What’s next for North Georgia United Methodist churches?

Credit: Steve Schaefer

Credit: Steve Schaefer

Court ruling clears way for roughly 185 churches to leave the denomination

Officials of the North Georgia conference of the United Methodist Church are considering whether to appeal a Tuesday court ruling that cleared the way for 185 member churches to leave the conference.

Following a day long hearing, Cobb County Superior Court Senior Judge J. Stephen Schuster ruled that the conference could not prohibit its member churches from taking a vote on leaving the conference, which now has 700 churches and about 320,000 lay members.

Sybil Davidson, a spokeswoman for the North Georgia Conference said it was exploring whether it would appeal the decision.

“While details of the order are yet to come, after they are received, the conference board of trustees in conversation with Bishop ( Robin) Dease and the cabinet will communicate plans and timelines,” Sybil Davidson, a spokeswoman for the North Georgia Conference she wrote in an email.

Attorney David Gibbs III, who represents the nearly 200 churches in the complaint said he hoped the process would end “decently and in order ... I certainly don’t want to see unnecessary stress on the conference with their June 1 meeting.”

The conference, is one of the largest in the nation. It will hold its annual meeting June 1-3 in Athens. The matter of disaffiliation is not on the agenda at this time.

Gibbs, who is based in Florida, also serves as the president of the National Center for Life and Liberty which is described on its website as a nonprofit legal ministry that protects and defends Bible-based values.

.Gibbs said he would like to see a special conference called in the fall so a vote could be taken to allow churches that want to leave be able to do so.

“I think it’s fair to say the discernment process is over,” he said.

The denomination has been divided over several issues, largely over the ordination of openly gay clergy and same sex marriage. But those are not the only issues, church members say. Some said they feared the denomination was moving away from biblical principles and was becoming too progressive.

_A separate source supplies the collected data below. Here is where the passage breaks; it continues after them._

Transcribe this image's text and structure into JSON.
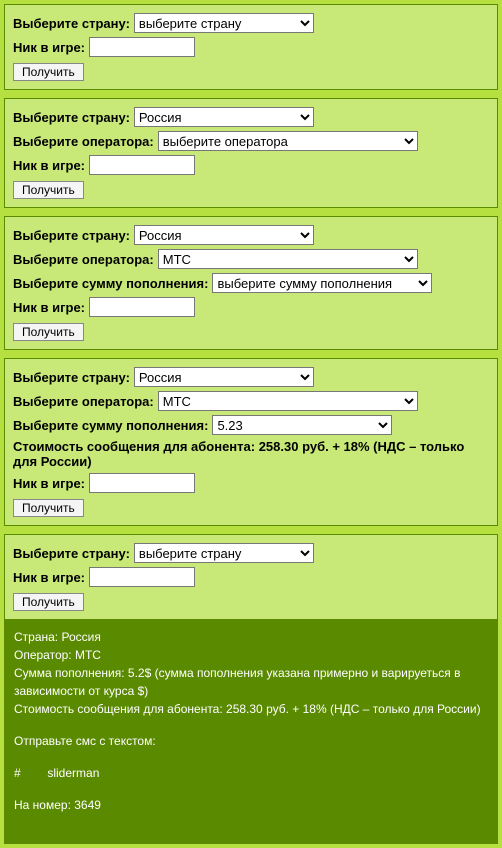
{
  "labels": {
    "country": "Выберите страну:",
    "operator": "Выберите оператора:",
    "amount": "Выберите сумму пополнения:",
    "nick": "Ник в игре:",
    "submit": "Получить",
    "cost_prefix": "Стоимость сообщения для абонента: 258.30 руб. + 18% (НДС – только для России)"
  },
  "options": {
    "country_placeholder": "выберите страну",
    "country_russia": "Россия",
    "operator_placeholder": "выберите оператора",
    "operator_mts": "МТС",
    "amount_placeholder": "выберите сумму пополнения",
    "amount_523": "5.23"
  },
  "result": {
    "l1": "Страна: Россия",
    "l2": "Оператор: МТС",
    "l3": "Сумма пополнения: 5.2$ (сумма пополнения указана примерно и варируеться в зависимости от курса $)",
    "l4": "Стоимость сообщения для абонента: 258.30 руб. + 18% (НДС – только для России)",
    "l5": "Отправьте смс с текстом:",
    "l6": "#        sliderman",
    "l7": "На номер: 3649"
  }
}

Churches that have left or plan to leave say they will join other Methodist denominations, become independent or join the more conservative Global Methodist Church.

In March 185 churches sued the North Georgia Conference of the United Methodist Church, former Bishop Sue Haupert-Johnson, current Bishop Dease and the conference’s board of trustees among others to allow them to proceed with the disaffiliation process to leave the denomination.

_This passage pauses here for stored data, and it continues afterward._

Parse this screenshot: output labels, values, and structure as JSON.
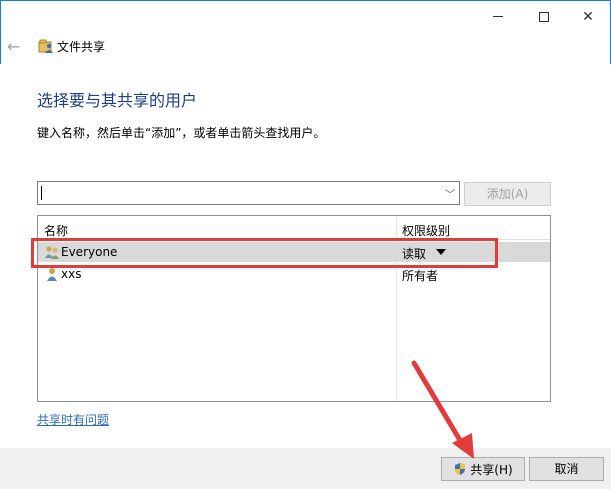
{
  "window": {
    "title": "文件共享",
    "minimize_icon": "minimize-icon",
    "maximize_icon": "maximize-icon",
    "close_icon": "close-icon"
  },
  "nav": {
    "back_icon": "back-arrow-icon"
  },
  "main": {
    "heading": "选择要与其共享的用户",
    "instruction": "键入名称，然后单击“添加”，或者单击箭头查找用户。",
    "name_input_value": "",
    "add_button_label": "添加(A)",
    "list": {
      "headers": {
        "name": "名称",
        "permission": "权限级别"
      },
      "rows": [
        {
          "name": "Everyone",
          "permission": "读取",
          "icon": "group-icon"
        },
        {
          "name": "xxs",
          "permission": "所有者",
          "icon": "user-icon"
        }
      ]
    },
    "help_link": "共享时有问题"
  },
  "footer": {
    "share_button_label": "共享(H)",
    "cancel_button_label": "取消"
  },
  "colors": {
    "accent_border": "#1e7ad8",
    "heading": "#1f3c88",
    "annotation_red": "#e23b3b",
    "link": "#2a6bbd",
    "selected_row": "#d9d9d9"
  }
}
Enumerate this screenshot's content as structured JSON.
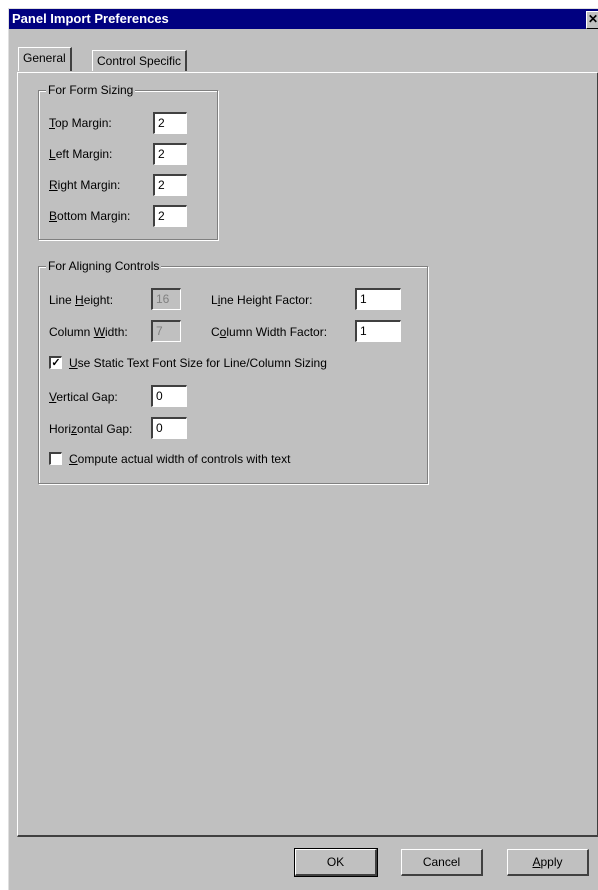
{
  "window": {
    "title": "Panel Import Preferences",
    "close_glyph": "✕"
  },
  "tabs": [
    {
      "label": "General",
      "active": true
    },
    {
      "label": "Control Specific",
      "active": false
    }
  ],
  "form_sizing": {
    "title": "For Form Sizing",
    "top_margin": {
      "mnemonic": "T",
      "rest": "op Margin:",
      "value": "2"
    },
    "left_margin": {
      "mnemonic": "L",
      "rest": "eft Margin:",
      "value": "2"
    },
    "right_margin": {
      "mnemonic": "R",
      "rest": "ight Margin:",
      "value": "2"
    },
    "bottom_margin": {
      "mnemonic": "B",
      "rest": "ottom Margin:",
      "value": "2"
    }
  },
  "aligning": {
    "title": "For Aligning Controls",
    "line_height": {
      "pre": "Line ",
      "mnemonic": "H",
      "rest": "eight:",
      "value": "16"
    },
    "column_width": {
      "pre": "Column ",
      "mnemonic": "W",
      "rest": "idth:",
      "value": "7"
    },
    "line_height_factor": {
      "pre": "L",
      "mnemonic": "i",
      "rest": "ne Height Factor:",
      "value": "1"
    },
    "column_width_factor": {
      "pre": "C",
      "mnemonic": "o",
      "rest": "lumn Width Factor:",
      "value": "1"
    },
    "use_static_text": {
      "mnemonic": "U",
      "rest": "se Static Text Font Size for Line/Column Sizing",
      "checked": true,
      "check_glyph": "✓"
    },
    "vertical_gap": {
      "mnemonic": "V",
      "rest": "ertical Gap:",
      "value": "0"
    },
    "horizontal_gap": {
      "pre": "Hori",
      "mnemonic": "z",
      "rest": "ontal Gap:",
      "value": "0"
    },
    "compute_actual": {
      "mnemonic": "C",
      "rest": "ompute actual width of controls with text",
      "checked": false
    }
  },
  "buttons": {
    "ok": "OK",
    "cancel": "Cancel",
    "apply_mnemonic": "A",
    "apply_rest": "pply"
  }
}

What is does is open the door for churches and congregations to be able to vote whether or not to leave as allowed under paragraph 2553 in the Book of Discipline.

Schuster told people packed into the second-floor courtroom and two overflow rooms that “there is absolutely no question that the United Methodist Church, and whatever you call it, has been a backbone of America since the 1700s and it’s painful to watch this church go through what at best can be described as a schism.”

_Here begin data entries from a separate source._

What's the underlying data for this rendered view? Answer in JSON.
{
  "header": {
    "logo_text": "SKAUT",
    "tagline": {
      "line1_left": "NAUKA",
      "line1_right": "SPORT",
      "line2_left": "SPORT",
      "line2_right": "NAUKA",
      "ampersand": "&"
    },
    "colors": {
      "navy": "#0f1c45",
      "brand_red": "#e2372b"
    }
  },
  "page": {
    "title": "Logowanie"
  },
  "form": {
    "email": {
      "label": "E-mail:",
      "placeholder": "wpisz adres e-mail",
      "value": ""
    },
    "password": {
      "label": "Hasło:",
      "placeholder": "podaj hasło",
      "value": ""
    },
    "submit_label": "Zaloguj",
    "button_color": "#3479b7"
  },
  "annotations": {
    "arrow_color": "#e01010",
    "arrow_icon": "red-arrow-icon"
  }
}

He made it clear he was not there to look at the theological issue, which is “an issue inside the walls of the church.”

Religious organizations are always fighting with issues of modernity and the change in their members or lack of change in their members, he said.

“It is difficult to watch this Church go through this,” he said in issuing the ruling. “It truly, truly is.”

Before the judge issued his ruling about 20 people gathered in a room on the fourth floor of the courthouse to pray. They prayed for healing and for God’s will to be done.

Credit: Steve Schaefer

Credit: Steve Schaefer

At issue was a “pause” from the North Georgia Conference that temporarily halted requests to leave, citing “factually incorrect and defamatory” information circulating about the process for disaffiliation.

Davidson said the North Georgia Conference will continue “diligently addressing misinformation about the church and will continue to insist on integrity.”

It has created a webpage, https://www.ngumc.org/BeUMC that offers resources to that end.

The churches that leave the conference will pay any unpaid apportionments for the 12 months immediately prior and an additional 12 months of apportionments, plus unfunded pension obligations, direct-bill obligations and other liabilities. They depart with assets and property.

The issue of sexuality has been brewing for decades within the denomination.

Credit: Steve Schaefer

Credit: Steve Schaefer

In 2019, during the UMC’s General Session, delegates approved a plan upholding and strengthening prohibitions against the ordination of non-celibate LGBTQ clergy and performance of same-sex marriages.

The Rev. Charles W. Savage II, pastor of Sardis Methodist Church, was in court yesterday as a witness and to show support for churches who want to disaffiliate.

His Atlanta church was among 70 that left the denomination last year after a vote was taken at the annual conference in Athens.

He said his church was growing and was about to launch a new ministry.

“It’s a blessing in a lot of ways,” he said. “It’s just a great feeling from the standpoint of being where we are and not being part of the conflict.”

Reached on Wednesday, the Rev. Carolyn Moore, lead pastor of Mosaic Church in Evans, was happy with the ruling.

Her church was among the 185 or so that named in the lawsuit.

Credit: Steve Schaefer

Credit: Steve Schaefer

“Annual conferences all over the country have been able to walk through this process and we are excited to be able to walk through it too.”